From the Garden to the Grill

By Susan Littlefield

The season of barbecues and cookouts is here, and many of us will be enjoying burgers and steaks, chicken and fish hot off the grill. But don't forget to add vegetables and fruits to your grilling repertoire as well. That's the message from Shirley Perryman, Extension Specialist in the Department of Food Science and Human Nutrition at Colorado State University. These foods are not only high in nutritional value and low in calories, they don't form the potentially dangerous compounds called HCAs that can occur when meat, poultry, and fish are grilled.

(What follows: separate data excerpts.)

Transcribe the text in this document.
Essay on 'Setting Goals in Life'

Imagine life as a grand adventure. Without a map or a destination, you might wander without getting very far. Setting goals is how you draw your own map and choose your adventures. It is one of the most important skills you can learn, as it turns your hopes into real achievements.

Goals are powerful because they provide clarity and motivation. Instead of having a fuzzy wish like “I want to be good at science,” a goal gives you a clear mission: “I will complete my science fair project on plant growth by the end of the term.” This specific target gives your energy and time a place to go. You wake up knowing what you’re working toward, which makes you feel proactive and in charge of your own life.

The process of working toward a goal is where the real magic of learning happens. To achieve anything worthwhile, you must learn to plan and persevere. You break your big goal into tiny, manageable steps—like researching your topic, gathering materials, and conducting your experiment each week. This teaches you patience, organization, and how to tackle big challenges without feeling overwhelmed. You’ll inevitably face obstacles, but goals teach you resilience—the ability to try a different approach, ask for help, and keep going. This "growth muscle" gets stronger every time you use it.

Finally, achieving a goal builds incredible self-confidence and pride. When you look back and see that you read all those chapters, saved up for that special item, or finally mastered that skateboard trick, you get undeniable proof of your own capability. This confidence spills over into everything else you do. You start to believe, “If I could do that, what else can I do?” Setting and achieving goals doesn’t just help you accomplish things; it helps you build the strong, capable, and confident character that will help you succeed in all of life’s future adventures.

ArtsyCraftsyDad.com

In a recent press release, Perryman offers suggestions for successfully grilling both vegetables and fruits. For example, she suggests drizzling vegetables with low water content such as carrots, mushrooms, asparagus, and summer squash with oil prior to grilling so they won't stick. She notes that while marinades can enhance the flavor of many grilled veggies, marinades containing added sugar will cause the vegetables to blacken when grilled. Both white and sweet potatoes can be steamed on the grill in foil packets, seasoned with a little olive oil, salt, and a scattering of chopped fresh herbs.

For a healthful dessert or to use in a tasty fruit salsa, try grilling fruits such as nectarines, peaches, bananas, apples, pineapples, and pears. Yum!